During physical synthesis, the placer can perform various physical optimizations that
will optimize the netlist for later placement phases based on the initial placement of
the design after the floorplanning stage. For example, for fanout based replication the
replicated driver can be co-located with its loads because the initial placement is
known. This alleviates congestion that can be introduced when replication is done
without knowledge of placement prior to place_design
. Optimizations are
considered based on internal parameters and for timing based optimizations the timing is
evaluated and the optimization is committed if timing is improved. The following
optimizations are available as shown in as shown in the following figure.
- LUT Decomposition and Combining
- LUT Decomposition breaks LUT shapes if it improves timing (only LUTs with SOFT_HLUTNM property are considered). LUT combining combines LUTs if it improves utilization.
- Very High-Fanout Optimization
- Very High-Fanout Optimization replicates registers driving high-fanout nets (fanout > 1000, slack < 2.0 ns).
- Critical Cell Optimization
- Critical-Cell Optimization replicates cells in failing paths.
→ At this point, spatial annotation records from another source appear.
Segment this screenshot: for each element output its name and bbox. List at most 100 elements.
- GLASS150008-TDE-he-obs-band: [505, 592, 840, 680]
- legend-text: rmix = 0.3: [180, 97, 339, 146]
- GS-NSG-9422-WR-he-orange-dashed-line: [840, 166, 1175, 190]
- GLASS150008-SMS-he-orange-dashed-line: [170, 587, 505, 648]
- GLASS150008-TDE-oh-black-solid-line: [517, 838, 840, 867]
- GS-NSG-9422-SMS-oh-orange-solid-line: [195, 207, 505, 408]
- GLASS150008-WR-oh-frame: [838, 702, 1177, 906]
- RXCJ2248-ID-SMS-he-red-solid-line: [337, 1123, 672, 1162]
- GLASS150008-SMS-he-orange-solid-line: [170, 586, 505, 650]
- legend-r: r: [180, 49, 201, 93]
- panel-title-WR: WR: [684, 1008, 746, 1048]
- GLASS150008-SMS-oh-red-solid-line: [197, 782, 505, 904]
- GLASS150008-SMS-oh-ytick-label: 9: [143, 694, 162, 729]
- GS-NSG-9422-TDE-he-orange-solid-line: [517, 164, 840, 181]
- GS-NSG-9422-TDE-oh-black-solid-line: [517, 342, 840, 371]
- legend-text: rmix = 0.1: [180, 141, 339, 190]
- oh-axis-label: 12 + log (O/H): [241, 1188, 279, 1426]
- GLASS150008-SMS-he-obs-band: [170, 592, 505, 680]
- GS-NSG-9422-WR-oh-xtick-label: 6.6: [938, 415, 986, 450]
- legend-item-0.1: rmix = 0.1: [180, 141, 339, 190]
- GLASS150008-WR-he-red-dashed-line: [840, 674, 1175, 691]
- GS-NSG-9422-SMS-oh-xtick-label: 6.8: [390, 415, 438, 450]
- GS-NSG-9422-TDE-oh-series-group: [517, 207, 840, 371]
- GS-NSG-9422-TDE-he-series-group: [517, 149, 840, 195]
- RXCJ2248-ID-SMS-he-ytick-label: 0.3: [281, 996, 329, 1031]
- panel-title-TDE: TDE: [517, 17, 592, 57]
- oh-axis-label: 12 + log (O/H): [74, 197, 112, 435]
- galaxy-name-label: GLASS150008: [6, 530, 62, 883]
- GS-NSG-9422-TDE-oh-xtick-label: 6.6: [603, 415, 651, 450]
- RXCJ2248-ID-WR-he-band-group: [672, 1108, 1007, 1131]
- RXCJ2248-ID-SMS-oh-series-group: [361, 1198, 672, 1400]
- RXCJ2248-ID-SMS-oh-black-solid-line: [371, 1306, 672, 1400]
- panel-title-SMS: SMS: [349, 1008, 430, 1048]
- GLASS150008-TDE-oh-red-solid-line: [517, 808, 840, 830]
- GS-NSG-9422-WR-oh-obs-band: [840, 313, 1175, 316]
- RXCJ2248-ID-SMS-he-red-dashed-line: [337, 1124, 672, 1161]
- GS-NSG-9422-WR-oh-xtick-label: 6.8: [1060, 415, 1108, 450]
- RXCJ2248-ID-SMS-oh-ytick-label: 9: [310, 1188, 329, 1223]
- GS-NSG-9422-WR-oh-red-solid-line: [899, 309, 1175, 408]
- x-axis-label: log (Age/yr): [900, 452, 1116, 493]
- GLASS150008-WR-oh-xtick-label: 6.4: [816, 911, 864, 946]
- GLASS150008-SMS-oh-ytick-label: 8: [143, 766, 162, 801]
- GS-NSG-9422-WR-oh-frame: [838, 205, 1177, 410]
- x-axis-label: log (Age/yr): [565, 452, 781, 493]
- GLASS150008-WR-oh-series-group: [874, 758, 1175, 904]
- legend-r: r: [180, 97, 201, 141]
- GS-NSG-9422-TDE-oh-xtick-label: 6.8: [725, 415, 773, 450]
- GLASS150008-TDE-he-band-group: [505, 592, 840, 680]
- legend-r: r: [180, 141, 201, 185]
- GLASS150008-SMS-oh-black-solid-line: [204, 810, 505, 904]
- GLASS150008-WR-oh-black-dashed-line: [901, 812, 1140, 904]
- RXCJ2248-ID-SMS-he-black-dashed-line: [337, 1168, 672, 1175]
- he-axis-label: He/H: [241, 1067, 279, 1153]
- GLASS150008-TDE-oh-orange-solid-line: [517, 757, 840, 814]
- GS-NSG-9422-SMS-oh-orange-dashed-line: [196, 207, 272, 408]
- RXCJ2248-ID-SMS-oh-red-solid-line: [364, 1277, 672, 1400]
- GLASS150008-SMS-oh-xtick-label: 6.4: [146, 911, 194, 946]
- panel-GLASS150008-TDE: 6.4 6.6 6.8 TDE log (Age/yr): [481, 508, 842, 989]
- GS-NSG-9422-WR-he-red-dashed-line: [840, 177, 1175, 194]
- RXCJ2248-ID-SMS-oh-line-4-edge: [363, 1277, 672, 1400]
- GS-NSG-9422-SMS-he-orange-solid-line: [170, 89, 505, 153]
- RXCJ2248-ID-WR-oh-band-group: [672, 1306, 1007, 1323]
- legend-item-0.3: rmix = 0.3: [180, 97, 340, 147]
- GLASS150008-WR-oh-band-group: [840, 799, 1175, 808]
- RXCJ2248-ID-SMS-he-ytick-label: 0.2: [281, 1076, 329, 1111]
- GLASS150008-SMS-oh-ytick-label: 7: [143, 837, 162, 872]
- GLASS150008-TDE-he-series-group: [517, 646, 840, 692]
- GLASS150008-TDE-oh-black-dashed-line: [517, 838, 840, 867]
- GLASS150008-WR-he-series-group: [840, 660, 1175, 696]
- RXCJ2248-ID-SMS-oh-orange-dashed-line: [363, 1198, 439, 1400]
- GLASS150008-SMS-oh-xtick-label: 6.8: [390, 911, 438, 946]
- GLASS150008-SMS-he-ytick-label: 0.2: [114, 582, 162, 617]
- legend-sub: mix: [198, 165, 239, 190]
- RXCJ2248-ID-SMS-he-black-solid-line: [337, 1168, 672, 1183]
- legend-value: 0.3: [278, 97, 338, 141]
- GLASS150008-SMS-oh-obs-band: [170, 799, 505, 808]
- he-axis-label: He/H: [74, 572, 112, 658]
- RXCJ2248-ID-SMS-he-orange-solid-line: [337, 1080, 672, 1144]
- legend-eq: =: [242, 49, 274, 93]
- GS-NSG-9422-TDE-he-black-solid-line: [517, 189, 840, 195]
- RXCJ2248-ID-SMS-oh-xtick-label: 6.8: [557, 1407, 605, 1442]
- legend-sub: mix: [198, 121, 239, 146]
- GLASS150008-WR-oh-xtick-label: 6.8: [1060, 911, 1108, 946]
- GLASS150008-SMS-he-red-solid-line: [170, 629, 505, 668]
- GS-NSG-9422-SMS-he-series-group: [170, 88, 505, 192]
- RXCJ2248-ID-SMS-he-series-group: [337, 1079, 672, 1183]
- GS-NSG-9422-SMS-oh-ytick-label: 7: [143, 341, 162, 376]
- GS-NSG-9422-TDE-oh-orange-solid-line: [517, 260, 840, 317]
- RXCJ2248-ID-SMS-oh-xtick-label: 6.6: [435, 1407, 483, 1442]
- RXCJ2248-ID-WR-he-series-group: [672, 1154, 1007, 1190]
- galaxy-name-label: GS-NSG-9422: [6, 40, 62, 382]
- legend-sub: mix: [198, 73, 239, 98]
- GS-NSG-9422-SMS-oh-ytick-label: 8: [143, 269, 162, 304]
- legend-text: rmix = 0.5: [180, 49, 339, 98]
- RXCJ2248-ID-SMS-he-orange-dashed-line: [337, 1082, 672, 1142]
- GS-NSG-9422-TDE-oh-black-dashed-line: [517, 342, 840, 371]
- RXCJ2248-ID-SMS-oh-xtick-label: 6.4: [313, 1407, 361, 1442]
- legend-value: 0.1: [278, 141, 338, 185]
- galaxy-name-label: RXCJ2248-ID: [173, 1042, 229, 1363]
If the loads on a specific cell are placed far apart, the cell might be replicated with new drivers placed closer to load clusters. This optimizations often applies to nets driving large block RAM or URAM arrays or large number of DSPs as the sites for these blocks are spread over a wider area of the device. High fanout is not a requirement for this optimization to occur (slack < 0.5 ns).
- Fanout Optimization
- Nets with a MAX_FANOUT property value that is less than the actual fanout of
the net are considered for fanout optimization. The user can force the
replication of a register or a LUT driving a net by adding the FORCE_MAX_FANOUT
property to the net. The value of the FORCE_MAX_FANOUT specifies the maximum
physical fanout the nets should have after the replication optimization. The
physical fanout in this case refers to the actual site pin loads, not the
logical loads. For example if the replica drives multiple LUTRAM loads that are
all grouped in the same slice, the combined fanout will be 1 for all of the
LUTRAMs in the same slice. The FORCE_MAX_FANOUT forces the replication during
physical synthesis regardless of the slack of the signal. The user can force
replication based on physical device attributes with the MAX_FANOUT_MODE
property. The property can take on the value of CLOCK_REGION, SLR, or MACRO. For
example, the MAX_FANOUT_MODE property with a value of CLOCK_REGION replicates
the driver based on the physical clock region, the loads placed into same clock
region will be clustered together. The MAX_FANOUT_MODE property takes precedence
over the FORCE_MAX_FANOUT property and physical synthesis will try to honor both
by applying MAX_FANOUT_MODE based optimization first and then all its replicated
drivers will inherit the FORCE_MAX_FANOUT property to do further replication
within a clock region. This is illustrated in the following figure example where
a register drives four loads; two registers and two MACRO loads (Block RAM,
UltraRAM or DSP). Replication provides separate drivers for the register loads
and MACRO loads and then the driver for the MACRO loads is replicated until the
FORCE_MAX_FANOUT property value is satisfied.Figure 2. Applying MAX_FANOUT_MODE with value MACRO together with FORCE_MAX_FANOUT
- DSP Register Optimization
- DSP Register Optimization can move registers out of the DSP cell into the logic array or from logic to DSP cells if it improves the delay on the critical path.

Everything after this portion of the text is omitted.